🤖 AI Summary
Large language models (LLMs) exhibit limited accuracy in precise computation and multi-step algebraic reasoning; while tool-integrated reasoning (TIR) improves correctness, it introduces runtime external dependencies that hinder scalability and deployment flexibility.
Method: We propose *Tool Knowledge Distillation*—a framework that internalizes external tools’ mathematical solving capabilities into the model via reverse translation: solution traces generated by a tool-using agent are transformed by a translation-and-rewriting agent into structured, logically coherent natural language reasoning chains. This process distills tool-augmented reasoning into pure textual form, enabling subsequent fine-tuning of open-source small models using only synthetic data—without any runtime tool invocation.

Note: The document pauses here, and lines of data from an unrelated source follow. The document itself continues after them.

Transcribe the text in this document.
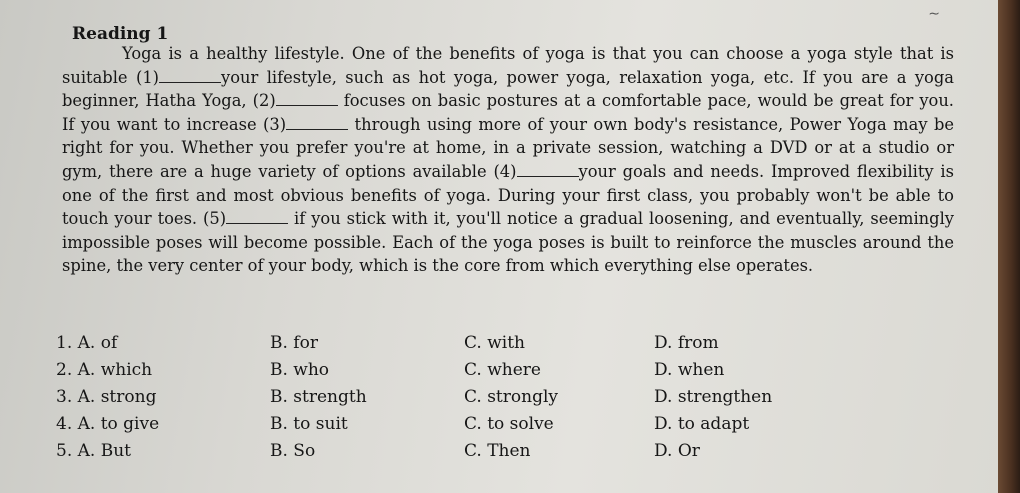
∼
Reading 1

Yoga is a healthy lifestyle. One of the benefits of yoga is that you can choose a yoga style that is suitable (1)	your lifestyle, such as hot yoga, power yoga, relaxation yoga, etc. If you are a yoga beginner, Hatha Yoga, (2)	focuses on basic postures at a comfortable pace, would be great for you. If you want to increase (3)	through using more of your own body's resistance, Power Yoga may be right for you. Whether you prefer you're at home, in a private session, watching a DVD or at a studio or gym, there are a huge variety of options available (4)	your goals and needs. Improved flexibility is one of the first and most obvious benefits of yoga. During your first class, you probably won't be able to touch your toes. (5)	if you stick with it, you'll notice a gradual loosening, and eventually, seemingly impossible poses will become possible. Each of the yoga poses is built to reinforce the muscles around the spine, the very center of your body, which is the core from which everything else operates.

1. A. of	B. for	C. with	D. from
2. A. which	B. who	C. where	D. when
3. A. strong	B. strength	C. strongly	D. strengthen
4. A. to give	B. to suit	C. to solve	D. to adapt
5. A. But	B. So	C. Then	D. Or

Contribution/Results: Our method achieves significant performance gains on competitive mathematics benchmarks (e.g., MATH, AMC), demonstrating that natural language distillation can effectively replace runtime tool reliance. It establishes a new paradigm for lightweight, autonomous, and deployable mathematical reasoning models.
📝 Abstract
Large language models (LLMs) often struggle with mathematical problems that require exact computation or multi-step algebraic reasoning. Tool-integrated reasoning (TIR) offers a promising solution by leveraging external tools such as code interpreters to ensure correctness, but it introduces inference-time dependencies that hinder scalability and deployment. In this work, we propose a new paradigm for distilling tool knowledge into LLMs purely through natural language. We first construct a Solver Agent that solves math problems by interleaving planning, symbolic tool calls, and reflective reasoning. Then, using a back-translation pipeline powered by multiple LLM-based agents, we convert interleaved TIR traces into natural language reasoning traces. A Translator Agent generates explanations for individual tool calls, while a Rephrase Agent merges them into a fluent and globally coherent narrative. Empirically, we show that fine-tuning a small open-source model on these synthesized traces enables it to internalize both tool knowledge and structured reasoning patterns, yielding gains on competition-level math benchmarks without requiring tool access at inference.